For the uninitiated, ad blocking software strips away anything deemed to be advertising content and presents the internet unadorned by these useful commercial messages / insanely irritating distractions (delete as applicable). It has already proved popular on the desktop, and now it arrives on mobile. The image below probably says more than all the words in the world could. On the left, a popular newspaper site without any form of ad blocking enabled. On the right the newly cleansed ad blocking-enabled experience.

What Ad-Blocking On iOS 9 Means For The Publishing Industry

Consumer uptake has been ‘enthusiastic’ to say the least, with ad blocking apps topping the Apple Store charts for the last week or so. And nobody should be surprised about that. On the mobile interface, controlled as it is with swipes of the fingers on a small screen, poor quality advertising is even more annoying than it is on desktop (if such a thing was possible).

So What?

It probably doesn’t take a genius to figure out where this is going. For an awful lot of businesses in the publishing space, no ads (or fewer ads - a lot fewer ads) means no revenue. As on desktop, so now on mobile: ad blocking represents a real danger to the industry.

There are of course ways to work around this. The publishing industry as a whole can try to deliver less intrusive and distracting advertising. There is always the option to move to a subscription model. But the suspicion is that when it comes to the former the horse has already bolted, and as regards the latter, it may be hard to make work on mobile internet.

Conclusion: the online content industry is in trouble.

Enter The Mobile App

But there is hope. The mobile app - as distinguished from the mobile internet - has a couple of advantages as a home for these businesses. Let’s call them out.

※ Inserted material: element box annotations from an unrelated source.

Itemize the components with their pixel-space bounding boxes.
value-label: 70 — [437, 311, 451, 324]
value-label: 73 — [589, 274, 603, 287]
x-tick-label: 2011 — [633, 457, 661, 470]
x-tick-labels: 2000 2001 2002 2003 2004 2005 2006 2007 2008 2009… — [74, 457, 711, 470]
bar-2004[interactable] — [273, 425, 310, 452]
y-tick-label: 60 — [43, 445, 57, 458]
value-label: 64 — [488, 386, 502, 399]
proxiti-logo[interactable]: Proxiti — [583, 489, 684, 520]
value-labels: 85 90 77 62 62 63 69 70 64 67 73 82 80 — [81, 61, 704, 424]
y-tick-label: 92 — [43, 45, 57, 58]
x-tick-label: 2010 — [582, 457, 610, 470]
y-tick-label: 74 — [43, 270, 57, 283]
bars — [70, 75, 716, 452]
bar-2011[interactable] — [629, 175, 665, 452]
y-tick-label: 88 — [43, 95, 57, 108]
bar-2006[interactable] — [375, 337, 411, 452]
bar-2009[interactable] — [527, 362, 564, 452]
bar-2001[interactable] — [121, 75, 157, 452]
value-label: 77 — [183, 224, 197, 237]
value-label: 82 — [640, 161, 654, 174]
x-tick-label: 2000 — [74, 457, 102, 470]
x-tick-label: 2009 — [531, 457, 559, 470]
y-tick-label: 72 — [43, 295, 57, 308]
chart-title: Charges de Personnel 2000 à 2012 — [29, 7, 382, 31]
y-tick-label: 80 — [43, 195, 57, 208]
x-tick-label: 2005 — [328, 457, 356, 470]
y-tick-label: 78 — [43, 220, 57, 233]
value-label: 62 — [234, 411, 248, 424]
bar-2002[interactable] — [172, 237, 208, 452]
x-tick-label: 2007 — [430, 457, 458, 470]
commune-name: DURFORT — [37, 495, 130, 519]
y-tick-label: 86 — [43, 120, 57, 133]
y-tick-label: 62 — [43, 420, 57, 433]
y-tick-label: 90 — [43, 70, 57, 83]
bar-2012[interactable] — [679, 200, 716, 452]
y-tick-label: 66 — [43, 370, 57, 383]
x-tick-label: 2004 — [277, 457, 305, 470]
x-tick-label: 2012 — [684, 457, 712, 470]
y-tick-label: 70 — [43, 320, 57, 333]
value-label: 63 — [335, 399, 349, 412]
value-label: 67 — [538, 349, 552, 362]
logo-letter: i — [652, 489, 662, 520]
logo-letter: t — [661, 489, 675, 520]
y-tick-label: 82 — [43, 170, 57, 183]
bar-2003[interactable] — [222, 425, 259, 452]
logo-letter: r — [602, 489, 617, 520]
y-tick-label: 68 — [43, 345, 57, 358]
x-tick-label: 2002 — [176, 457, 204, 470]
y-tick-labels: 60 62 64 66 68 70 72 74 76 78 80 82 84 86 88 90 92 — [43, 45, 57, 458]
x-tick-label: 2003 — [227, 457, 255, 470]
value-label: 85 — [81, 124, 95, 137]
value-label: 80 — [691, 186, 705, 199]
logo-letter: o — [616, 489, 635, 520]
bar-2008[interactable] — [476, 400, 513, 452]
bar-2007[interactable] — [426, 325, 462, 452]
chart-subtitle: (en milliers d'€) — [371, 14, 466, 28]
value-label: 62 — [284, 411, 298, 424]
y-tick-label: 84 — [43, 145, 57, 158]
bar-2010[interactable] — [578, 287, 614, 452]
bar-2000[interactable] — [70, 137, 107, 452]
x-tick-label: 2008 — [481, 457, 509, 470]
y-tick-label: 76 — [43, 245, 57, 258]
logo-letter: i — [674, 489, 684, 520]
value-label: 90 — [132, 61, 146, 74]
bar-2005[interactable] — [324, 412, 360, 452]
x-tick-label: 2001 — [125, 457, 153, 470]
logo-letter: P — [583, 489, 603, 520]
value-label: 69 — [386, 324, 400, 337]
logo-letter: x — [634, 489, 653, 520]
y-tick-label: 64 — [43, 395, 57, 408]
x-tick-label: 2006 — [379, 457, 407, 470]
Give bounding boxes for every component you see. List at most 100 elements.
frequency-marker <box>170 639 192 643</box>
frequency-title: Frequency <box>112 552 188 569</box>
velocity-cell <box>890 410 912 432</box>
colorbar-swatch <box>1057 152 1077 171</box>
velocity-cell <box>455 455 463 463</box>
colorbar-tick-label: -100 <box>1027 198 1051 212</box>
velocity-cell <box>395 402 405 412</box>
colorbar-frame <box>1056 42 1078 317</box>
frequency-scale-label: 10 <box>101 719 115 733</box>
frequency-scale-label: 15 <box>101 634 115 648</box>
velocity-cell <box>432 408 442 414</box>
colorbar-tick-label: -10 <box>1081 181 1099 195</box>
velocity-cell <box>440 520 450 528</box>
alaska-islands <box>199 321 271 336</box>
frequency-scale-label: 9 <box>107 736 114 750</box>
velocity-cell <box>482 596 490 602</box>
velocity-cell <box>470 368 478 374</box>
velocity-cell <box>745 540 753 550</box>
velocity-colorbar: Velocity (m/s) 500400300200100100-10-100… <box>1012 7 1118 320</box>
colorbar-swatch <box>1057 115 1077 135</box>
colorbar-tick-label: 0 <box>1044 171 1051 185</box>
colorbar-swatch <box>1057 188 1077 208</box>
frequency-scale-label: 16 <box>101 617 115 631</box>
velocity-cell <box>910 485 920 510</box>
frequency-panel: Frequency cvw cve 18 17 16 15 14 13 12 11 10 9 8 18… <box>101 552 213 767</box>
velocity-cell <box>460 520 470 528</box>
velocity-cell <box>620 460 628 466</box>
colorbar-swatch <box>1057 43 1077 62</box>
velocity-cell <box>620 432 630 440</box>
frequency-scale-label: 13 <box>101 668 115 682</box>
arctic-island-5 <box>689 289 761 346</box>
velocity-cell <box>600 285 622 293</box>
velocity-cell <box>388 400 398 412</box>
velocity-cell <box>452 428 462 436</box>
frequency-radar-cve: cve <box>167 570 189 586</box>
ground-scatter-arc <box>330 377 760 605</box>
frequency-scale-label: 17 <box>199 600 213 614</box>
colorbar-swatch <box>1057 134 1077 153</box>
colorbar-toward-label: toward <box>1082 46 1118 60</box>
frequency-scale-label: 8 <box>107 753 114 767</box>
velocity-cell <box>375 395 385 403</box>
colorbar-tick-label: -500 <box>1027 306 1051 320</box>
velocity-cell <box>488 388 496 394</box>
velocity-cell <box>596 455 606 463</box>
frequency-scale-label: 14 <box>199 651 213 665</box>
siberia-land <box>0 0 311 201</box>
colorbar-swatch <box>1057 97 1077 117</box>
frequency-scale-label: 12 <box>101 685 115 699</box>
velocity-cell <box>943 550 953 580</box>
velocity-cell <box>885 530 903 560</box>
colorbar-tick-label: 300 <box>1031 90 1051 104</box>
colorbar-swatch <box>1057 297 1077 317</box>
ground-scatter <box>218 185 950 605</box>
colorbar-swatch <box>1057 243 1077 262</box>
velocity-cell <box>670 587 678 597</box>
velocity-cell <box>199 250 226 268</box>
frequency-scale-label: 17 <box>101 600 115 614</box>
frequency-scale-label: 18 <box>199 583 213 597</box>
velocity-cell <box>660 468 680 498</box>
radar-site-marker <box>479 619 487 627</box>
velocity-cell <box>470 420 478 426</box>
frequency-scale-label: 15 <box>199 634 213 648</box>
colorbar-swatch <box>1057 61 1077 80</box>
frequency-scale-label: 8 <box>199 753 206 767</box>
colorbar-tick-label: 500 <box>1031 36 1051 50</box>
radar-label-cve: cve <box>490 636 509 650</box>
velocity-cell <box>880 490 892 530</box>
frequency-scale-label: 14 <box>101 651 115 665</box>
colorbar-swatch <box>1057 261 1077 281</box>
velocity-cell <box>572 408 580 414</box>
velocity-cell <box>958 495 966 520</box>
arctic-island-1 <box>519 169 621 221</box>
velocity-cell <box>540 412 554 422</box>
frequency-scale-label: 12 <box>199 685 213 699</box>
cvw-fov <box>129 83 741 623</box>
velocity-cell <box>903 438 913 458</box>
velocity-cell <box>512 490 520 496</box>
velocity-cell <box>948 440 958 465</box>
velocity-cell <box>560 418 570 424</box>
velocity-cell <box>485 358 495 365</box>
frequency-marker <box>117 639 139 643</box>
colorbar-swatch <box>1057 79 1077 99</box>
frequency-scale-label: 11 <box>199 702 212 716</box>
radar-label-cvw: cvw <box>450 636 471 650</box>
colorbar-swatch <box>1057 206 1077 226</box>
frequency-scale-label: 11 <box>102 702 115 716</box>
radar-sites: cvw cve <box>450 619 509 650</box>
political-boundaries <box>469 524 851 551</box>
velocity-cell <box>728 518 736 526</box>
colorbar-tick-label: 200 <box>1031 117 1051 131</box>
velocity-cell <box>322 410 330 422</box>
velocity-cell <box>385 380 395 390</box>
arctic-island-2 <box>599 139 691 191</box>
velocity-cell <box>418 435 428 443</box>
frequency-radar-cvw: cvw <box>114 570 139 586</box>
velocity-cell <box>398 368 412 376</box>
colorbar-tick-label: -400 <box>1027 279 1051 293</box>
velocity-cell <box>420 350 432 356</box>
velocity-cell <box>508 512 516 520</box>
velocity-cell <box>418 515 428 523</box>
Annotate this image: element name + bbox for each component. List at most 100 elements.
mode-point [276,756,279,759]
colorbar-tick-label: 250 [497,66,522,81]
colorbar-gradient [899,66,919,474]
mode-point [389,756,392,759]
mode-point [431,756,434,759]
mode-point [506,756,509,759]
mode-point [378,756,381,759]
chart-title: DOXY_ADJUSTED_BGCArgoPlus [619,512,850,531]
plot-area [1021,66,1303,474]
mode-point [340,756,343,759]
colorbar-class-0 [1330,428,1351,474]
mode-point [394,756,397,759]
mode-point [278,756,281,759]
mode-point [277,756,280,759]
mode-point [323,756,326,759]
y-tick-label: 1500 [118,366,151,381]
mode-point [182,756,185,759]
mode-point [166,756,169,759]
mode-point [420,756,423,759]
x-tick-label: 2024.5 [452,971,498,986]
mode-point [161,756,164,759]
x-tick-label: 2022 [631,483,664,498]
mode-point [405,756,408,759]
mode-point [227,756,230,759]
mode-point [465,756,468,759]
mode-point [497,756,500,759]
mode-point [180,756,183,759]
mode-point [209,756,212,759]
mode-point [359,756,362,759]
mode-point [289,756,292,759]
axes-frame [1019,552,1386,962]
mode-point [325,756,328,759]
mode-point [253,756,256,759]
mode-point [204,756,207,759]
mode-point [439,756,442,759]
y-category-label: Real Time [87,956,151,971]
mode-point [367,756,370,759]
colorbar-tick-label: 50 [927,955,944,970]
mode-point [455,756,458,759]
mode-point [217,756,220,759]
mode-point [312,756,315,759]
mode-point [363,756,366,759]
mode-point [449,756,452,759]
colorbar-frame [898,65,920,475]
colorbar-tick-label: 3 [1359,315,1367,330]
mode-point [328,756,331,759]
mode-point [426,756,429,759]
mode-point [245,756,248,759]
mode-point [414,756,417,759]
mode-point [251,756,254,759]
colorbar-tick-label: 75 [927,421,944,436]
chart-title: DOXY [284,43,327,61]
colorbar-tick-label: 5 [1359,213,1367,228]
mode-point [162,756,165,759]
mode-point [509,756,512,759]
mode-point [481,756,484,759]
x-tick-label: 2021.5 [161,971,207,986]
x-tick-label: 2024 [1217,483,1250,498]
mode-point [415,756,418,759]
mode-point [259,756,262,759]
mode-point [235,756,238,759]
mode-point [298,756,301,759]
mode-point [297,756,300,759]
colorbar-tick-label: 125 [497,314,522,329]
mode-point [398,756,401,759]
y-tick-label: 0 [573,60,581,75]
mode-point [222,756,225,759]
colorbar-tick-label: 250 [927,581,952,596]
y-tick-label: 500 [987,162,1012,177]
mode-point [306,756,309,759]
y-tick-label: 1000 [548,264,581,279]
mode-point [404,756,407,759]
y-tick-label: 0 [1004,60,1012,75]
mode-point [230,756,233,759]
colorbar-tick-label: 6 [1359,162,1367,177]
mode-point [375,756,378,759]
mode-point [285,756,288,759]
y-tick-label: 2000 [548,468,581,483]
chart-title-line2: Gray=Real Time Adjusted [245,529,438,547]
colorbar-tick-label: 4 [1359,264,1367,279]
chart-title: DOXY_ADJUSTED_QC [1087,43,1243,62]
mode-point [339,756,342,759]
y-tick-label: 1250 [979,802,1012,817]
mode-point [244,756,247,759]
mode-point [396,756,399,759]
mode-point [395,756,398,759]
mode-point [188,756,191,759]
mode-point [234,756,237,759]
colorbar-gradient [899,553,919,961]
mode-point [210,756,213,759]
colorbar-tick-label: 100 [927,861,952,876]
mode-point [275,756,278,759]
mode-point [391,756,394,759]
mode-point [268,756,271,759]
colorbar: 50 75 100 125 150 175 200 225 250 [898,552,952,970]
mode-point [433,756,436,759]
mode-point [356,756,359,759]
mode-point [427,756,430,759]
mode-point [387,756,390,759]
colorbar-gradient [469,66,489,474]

  • Ad blocking does not work in mobile apps. Sounds, and is, incredibly simple. If you want to monetize content via advertising, you can do so in mobile apps in a way that mobile internet will increasingly struggle to do. For many, this is reason enough to make the switch into the app.
  • Apps are more effective when it comes to the subscription model. Payments via App stores are effectively frictionless, and can renew automatically. In addition, it is easier to avoid some of the pretty easy ‘work-arounds’ that make subscription-only content online hard to protect.
  • Apps provide a more curated experience. For publishers, apps can enable them to show the right kind of advertising - namely targeted, effective, relevant campaigns, as opposed to flashing animated gifs taking over an entire screen. The result is revenue that doesn’t rely on irritation.
  • Apps make it easier to build a relationship with the reader - understanding what they have done in the past, and will likely be interested in in the future. They support richer, deeper interactions like in-app and push campaigns, that are highly targeted and move readers along a journey rather than simply treat them as a single audience.

There are, of course, many more reasons to prefer the app experience. Consumers love them, because they deliver a superior and smoother experience to mobile internet. But perhaps for publishers on mobile, the clear desire of the consumer for relief from the ‘unregulated internet’ is a key motivating factor. Whichever way we view it, however, the move to apps should be considered an opportunity rather than a threat.